A DRIVER involved in a 130mph chase on the M66, was found sitting on a female passenger’s knee by police.

Jason Ryan, who has been banned from driving five times and has never passed a test, claimed he had not been behind the wheel of the Mercedes.

But at Manchester Minshull Street Crown Court he finally admitted dangerous driving, driving whilst banned and having no insurance.

Rachel Faux, prosecuting, told how Ryan had been with a group of four girls who had been drinking and, as he was sober, decided to drive the car on the night of July 10 last year.

Police spotted the car being driven fast on the M60at 10pm and so stopped it on the hard shoulder.

But 34-year-old Ryan then sped off.

“A pursuit ensued, the vehicle driven by the defendant went at speeds exceeding 130mph,” said Miss Faux.

Ryan turned off the M66 at the Pilsworth junction, continuing to hurtle through a red light before coming to a stop half a mile further on.

“The police arrived three to four seconds later. There was nobody in the driver’s seat — the defendant was sitting on the knee of a female in the rear of the vehicle,” said Miss Faux.

In total the four-mile pursuit had lasted three minutes.

The court heard how Ryan, of Trafalgar Street, Ashton-under-Lyne, already has 20 convictions for 63 offences including two for dangerous driving, one for drink driving and five for driving whilst banned.

Rebecca Penfold, defending, said that the father-of-one has stayed out of trouble more recently and has been working as a warehouseman for the last year.

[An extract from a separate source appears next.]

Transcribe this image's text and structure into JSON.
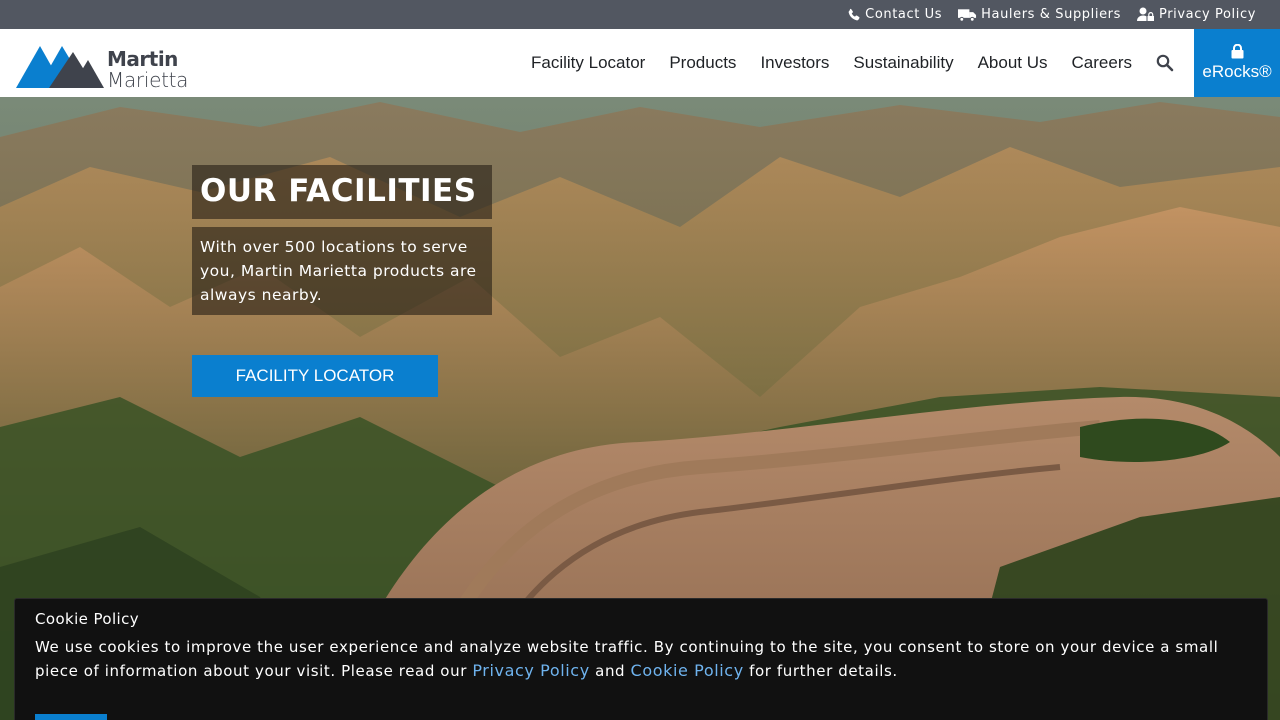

“He is capable of leading a different life,” she stressed.

“He had been with a group of girls who had been drinking and he stupidly decided to drive.”

Recorder Nicholas Clarke QC gave Ryan a 12-month community sentence and made him subject to an 8pm to 6am curfew for four months.

He must also participate in eight days of rehabilitation activities and pay £2,800 towards prosecution costs.

Ryan was banned from driving for two years after which he will have to take an extended test.

Mr Recorder Clarke, who told him that it was only by “good fortune” that he had not killed or injured anyone, added: "You will find it very difficult, because of your antecedent history, to find insurance.

“It is unlikely you will ever be able to drive legally because of your record.”